Your first job may well be career-defining so it’s important to consider all kinds of employer and to make the right match.
The advantages of working for a large corporation, whether in the IT department of a multinational or for one of software or services giants, are obvious. Admission to one of these multinationals via their graduate programme is accompanied by a generous remuneration package and comprehensive training. Needless to say competition for these places is fierce.
The Times Top 100 graduate employers list has starting salaries often well in excess of £35,000 per annum. Meanwhile the IBM graduate induction consisting of a two-year programme of technical and soft skills is not untypical at this level.
Additionally, a number of blue chips, including BA, Oracle and Sainsbury’s invest further in their ICT graduates by releasing them to study at master degree level a variety of ICT-related topics with the Open University. BA piloted the masters last year with 100 graduates.
The advantage of joining a smaller company can be summed up as more responsibility early on. If you’re the type who can hit the ground running and likes to feel like you’re an integral part of the team and not just the office junior, then an SME – small to medium sized enterprise – might be for you
If you identify a problem - and even better, the solution – there’s the possibility of rapid action without the delay of consulting with numerous committees, points out one smaller company.
At Yorkshire-based IT software licensing specialist Trustmarque Solutions, the infrastructure manager recently put the business case for moving to thin clients and virtualisation. The executive team agreed with the forecast cost savings and rapidly gave the proposal the green light.
Another career plus of working for a small-and-growing business is that they tend to grow their own managers, says Liz Reynolds, HR manager at Trustmarque. The company promoted five staff to managerial positions last year. The downside of a small company with more modest growth is that people may stay longer, especially if it’s a family business, and you may find career progression is blocked.

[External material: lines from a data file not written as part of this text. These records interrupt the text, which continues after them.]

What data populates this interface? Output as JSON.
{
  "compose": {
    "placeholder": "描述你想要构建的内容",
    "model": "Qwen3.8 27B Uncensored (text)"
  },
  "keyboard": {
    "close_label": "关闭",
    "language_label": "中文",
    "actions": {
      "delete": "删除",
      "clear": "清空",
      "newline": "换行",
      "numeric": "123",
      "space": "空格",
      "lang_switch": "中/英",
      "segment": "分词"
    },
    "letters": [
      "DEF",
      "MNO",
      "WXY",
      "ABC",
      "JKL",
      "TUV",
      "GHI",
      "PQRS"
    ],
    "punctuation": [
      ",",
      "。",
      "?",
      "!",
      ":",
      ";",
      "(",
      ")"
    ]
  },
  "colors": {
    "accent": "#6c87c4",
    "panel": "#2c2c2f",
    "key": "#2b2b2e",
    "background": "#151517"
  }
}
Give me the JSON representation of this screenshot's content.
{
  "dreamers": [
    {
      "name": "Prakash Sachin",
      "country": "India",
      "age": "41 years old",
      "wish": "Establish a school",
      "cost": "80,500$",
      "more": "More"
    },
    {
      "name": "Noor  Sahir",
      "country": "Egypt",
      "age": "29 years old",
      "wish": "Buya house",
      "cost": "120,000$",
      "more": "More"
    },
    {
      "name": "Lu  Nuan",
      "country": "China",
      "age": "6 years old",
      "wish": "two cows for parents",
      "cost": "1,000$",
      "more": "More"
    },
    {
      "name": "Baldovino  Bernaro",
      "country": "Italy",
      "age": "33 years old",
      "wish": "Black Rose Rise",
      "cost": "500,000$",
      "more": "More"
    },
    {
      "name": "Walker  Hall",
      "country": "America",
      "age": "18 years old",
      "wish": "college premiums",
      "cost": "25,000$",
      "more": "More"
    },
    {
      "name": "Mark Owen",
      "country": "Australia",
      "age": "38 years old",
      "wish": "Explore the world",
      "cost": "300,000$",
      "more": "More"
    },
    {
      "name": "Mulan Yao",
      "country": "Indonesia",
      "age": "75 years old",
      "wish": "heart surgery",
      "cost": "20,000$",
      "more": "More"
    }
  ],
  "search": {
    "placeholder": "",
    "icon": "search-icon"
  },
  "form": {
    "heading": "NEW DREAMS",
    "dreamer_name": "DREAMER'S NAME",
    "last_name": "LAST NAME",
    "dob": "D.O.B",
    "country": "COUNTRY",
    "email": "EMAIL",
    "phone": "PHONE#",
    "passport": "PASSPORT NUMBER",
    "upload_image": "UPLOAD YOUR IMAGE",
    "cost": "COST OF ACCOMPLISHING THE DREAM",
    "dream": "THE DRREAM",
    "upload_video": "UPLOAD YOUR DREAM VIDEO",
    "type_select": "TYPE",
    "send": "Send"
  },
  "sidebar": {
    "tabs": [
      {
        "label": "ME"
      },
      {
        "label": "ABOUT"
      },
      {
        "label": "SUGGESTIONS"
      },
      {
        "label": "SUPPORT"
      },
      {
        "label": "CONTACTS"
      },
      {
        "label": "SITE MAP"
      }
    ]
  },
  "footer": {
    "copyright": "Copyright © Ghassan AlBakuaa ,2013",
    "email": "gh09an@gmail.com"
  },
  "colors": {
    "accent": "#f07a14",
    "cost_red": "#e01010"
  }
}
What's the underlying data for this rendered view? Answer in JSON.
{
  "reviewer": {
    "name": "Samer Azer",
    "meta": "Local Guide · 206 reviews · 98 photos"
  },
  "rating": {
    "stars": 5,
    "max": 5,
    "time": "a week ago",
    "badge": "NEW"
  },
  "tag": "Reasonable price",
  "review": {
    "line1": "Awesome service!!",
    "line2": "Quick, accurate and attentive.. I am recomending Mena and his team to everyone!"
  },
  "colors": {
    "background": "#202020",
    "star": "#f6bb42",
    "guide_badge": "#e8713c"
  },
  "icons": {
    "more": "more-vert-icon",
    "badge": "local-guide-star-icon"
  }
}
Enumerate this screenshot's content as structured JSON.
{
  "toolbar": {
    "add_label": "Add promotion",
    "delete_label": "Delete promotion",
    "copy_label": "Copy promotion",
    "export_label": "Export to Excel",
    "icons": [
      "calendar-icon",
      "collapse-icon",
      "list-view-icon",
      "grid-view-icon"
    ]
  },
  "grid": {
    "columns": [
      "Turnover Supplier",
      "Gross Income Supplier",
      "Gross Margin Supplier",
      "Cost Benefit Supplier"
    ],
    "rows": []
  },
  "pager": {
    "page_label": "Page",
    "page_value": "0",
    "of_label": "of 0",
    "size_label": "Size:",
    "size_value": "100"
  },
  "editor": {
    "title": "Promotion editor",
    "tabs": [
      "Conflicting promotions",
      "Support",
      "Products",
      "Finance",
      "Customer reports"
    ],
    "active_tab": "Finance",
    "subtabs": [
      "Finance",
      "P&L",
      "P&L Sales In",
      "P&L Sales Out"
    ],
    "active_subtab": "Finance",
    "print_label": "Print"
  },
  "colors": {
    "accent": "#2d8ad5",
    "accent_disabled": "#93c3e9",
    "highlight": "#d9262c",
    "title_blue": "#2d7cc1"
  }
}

An out-of-town location is also more likely for the non-corporation and one of the virtues extolled by Microsoft certified partner, Active Web Solutions. Of AWS’s 21 employees, 13 are technical and work on a variety of cloud computing projects: "We work in a converted barn in a semi-rural location that provides us with space to think, innovate and be creative. Our customers look forward to visiting us and our employees enjoy the quality of life", says director Rob Blackwell.
Pick the right one
The knack of joining a smaller company is to pick the right one, of course. Not every technology start-up is assured rapid growth and dazzling career prospects. Nor will joining a vast corporation guarantee exciting projects as the focus may be on the more mundane work of maintaining legacy systems.
Alan Bellinger, executive consultant with the Institute of IT Training, recommends the Gartner quadrant as a useful tool for profiling early, mid and late adopters of technology, which is one indicator of career path. The typical distribution of these companies, where A is an early adopter and the C the late adopter is:
• As 15%
• B1s 35%
• B2s 35%
• Cs 15%
"The Gartner A-B-C model is a way of profiling leading edge organisations versus the laggards; in fact, the model relates to the adoption of new technology, but if you use it to profile forward-thinking organisations generally, it is helpful."